Shore has understood his photography as belonging equally to the page and the wall. As a result his influence has been as much through publications as exhibitions. His exhibited prints are modest in size and their effect is cumulative. Although they function as individual pictures his attention – like Evans’s – to seriality, mass production and daily ritual invites a movement from one image to the next. The suite of photographs presented over pages or along a wall accommodates and encourages such a reading. This dynamic is present but less emphatic in Thomas Struth’s photographs. Moreover while Struth’s early prints were also close to page size, he belongs to a generation of artists, including Jeff Wall, Jean Marc Bustamante, Andreas Gursky who began to conceive their photographs as individual pictures to be presented at a larger scale in relation to the body of the beholder in the gallery space. This broke once and for all the primacy of the art-photographic page that was first asserted in the 1840s and 1850s, explored as a specifically modern form between the 1920s and the 1950s, and ironised by Pop and Conceptualism in the 1960s and 70s.
While many have argued that the triumph of photography in art since the late 1970s has come in the form of the gallery-specific tableau it would be hasty to overlook the continued significance of photographic publications.
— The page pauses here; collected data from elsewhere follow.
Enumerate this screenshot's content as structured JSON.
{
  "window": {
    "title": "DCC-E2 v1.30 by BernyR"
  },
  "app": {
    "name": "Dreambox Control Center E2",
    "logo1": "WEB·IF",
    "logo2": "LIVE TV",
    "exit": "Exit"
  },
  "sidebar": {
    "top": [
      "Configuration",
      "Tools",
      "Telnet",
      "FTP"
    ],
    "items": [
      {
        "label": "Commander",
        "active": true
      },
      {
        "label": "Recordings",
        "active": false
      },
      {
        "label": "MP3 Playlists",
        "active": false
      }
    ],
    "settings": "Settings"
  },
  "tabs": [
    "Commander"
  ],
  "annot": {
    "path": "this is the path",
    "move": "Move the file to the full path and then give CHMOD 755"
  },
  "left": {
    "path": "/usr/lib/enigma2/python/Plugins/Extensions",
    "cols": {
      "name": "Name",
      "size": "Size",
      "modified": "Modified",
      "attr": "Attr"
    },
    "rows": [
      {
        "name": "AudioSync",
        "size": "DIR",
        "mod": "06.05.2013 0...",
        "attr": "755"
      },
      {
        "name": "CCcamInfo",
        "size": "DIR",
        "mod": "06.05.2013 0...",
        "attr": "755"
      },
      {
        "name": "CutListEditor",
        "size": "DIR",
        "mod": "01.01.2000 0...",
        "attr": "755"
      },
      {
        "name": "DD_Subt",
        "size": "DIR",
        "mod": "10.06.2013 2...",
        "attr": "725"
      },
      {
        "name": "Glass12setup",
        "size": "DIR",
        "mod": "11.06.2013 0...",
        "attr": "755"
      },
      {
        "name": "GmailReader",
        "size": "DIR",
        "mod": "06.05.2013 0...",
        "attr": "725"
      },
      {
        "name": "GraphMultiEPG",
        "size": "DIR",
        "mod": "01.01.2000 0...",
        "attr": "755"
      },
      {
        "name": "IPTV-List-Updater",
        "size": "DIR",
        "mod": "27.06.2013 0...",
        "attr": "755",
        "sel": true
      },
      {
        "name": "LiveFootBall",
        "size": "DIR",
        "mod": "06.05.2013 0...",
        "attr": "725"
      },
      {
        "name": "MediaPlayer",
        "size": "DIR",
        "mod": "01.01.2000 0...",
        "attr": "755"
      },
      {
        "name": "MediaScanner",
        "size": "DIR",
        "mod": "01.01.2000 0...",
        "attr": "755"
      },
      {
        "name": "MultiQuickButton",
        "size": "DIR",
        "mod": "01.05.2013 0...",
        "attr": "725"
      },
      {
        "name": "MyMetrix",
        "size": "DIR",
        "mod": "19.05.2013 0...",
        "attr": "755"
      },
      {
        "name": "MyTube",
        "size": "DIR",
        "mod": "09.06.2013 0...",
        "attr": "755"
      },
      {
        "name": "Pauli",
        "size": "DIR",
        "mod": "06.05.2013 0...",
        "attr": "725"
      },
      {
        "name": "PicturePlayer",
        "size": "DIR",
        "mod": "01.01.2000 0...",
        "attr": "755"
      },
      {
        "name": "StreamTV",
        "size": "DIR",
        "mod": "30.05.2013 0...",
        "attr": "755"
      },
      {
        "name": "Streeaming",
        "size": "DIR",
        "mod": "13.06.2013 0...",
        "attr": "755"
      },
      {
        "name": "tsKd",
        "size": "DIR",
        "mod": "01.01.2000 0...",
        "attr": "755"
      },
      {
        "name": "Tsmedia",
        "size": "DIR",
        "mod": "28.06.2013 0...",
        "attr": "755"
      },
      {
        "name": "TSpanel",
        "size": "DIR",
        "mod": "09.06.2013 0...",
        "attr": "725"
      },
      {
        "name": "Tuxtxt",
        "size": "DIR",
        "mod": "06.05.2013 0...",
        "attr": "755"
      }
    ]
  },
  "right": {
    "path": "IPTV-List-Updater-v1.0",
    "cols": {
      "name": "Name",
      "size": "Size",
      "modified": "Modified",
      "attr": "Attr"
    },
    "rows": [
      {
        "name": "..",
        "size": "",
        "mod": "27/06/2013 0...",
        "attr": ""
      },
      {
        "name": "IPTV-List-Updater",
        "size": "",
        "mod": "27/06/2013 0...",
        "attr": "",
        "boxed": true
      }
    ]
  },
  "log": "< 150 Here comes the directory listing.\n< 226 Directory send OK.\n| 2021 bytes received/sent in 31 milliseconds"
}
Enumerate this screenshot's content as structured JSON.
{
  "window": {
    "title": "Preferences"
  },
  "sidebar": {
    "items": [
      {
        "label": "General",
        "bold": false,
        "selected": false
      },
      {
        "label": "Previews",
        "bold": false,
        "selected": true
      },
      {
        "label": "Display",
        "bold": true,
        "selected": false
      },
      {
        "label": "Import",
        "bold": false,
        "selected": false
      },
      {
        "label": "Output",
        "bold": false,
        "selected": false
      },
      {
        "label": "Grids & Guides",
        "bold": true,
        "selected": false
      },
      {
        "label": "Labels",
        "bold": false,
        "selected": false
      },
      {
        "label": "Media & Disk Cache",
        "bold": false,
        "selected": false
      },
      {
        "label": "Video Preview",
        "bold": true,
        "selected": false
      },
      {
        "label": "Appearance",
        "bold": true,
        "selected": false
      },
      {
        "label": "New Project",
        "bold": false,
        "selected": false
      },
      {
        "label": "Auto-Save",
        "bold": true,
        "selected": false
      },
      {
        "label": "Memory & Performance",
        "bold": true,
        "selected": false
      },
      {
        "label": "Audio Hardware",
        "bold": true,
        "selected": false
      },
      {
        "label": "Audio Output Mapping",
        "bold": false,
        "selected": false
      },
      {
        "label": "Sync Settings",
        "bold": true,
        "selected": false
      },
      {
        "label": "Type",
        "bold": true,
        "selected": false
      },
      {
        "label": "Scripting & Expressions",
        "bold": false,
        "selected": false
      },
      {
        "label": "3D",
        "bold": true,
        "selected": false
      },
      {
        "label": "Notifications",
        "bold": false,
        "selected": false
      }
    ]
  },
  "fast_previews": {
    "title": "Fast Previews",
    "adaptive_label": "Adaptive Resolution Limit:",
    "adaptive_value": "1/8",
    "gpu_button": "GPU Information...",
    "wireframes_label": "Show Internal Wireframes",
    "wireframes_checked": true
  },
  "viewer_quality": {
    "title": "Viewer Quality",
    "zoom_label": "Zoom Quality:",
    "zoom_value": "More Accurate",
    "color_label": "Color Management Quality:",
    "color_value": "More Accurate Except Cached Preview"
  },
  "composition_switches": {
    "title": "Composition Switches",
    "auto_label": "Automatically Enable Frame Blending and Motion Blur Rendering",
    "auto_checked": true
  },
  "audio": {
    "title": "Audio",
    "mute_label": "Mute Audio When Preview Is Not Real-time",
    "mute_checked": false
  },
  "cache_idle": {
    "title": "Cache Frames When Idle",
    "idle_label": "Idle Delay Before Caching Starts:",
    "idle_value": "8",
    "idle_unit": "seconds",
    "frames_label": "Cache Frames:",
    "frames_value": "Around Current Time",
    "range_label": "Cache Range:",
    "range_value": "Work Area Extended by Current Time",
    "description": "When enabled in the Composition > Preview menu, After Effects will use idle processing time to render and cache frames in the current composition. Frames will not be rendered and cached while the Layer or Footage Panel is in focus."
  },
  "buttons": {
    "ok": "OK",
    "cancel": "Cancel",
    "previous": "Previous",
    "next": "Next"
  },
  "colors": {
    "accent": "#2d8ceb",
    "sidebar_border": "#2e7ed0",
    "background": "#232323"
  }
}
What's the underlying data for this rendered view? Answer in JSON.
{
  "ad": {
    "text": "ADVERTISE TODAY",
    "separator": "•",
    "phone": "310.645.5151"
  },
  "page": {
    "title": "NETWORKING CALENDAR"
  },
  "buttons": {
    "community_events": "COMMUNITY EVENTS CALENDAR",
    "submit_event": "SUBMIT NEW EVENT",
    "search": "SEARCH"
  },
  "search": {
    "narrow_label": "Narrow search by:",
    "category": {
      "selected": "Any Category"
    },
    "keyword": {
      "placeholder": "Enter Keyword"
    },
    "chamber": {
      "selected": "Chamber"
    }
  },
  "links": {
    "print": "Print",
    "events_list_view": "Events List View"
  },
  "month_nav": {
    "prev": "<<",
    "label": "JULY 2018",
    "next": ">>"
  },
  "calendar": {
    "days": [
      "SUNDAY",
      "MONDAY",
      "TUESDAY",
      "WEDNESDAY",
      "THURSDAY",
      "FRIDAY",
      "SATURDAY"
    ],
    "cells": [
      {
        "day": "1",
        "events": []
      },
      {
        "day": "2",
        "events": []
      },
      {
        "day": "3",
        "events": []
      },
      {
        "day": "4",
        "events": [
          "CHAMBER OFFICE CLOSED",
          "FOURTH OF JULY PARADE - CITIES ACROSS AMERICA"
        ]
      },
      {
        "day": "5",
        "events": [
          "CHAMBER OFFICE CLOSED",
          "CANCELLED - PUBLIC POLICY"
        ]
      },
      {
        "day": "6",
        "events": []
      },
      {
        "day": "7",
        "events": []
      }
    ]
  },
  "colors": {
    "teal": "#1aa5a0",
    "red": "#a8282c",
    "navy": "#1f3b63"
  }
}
The recent renaissance of the ‘photobook’ as a specific form, the flourishing of independent arts publishing (much of it taking its inspiration from the likes of Dan Graham, Robert Smithson and Hans Peter Feldmann) and the seemingly unshakeable status of catalogues and monographic books suggest a more fluid dialogue between page and wall, albeit one that respects the differences.
[i] In 1970 Jeff Wall produced his own contribution to this sub-genre, the photo-text publication Landscape Manual, which was also an aleatory exploration of a dejected geography. Three decades on it reappeared in the gallery context in the form of a single photograph from the original publication (After Landscape Manual, 1969/2003).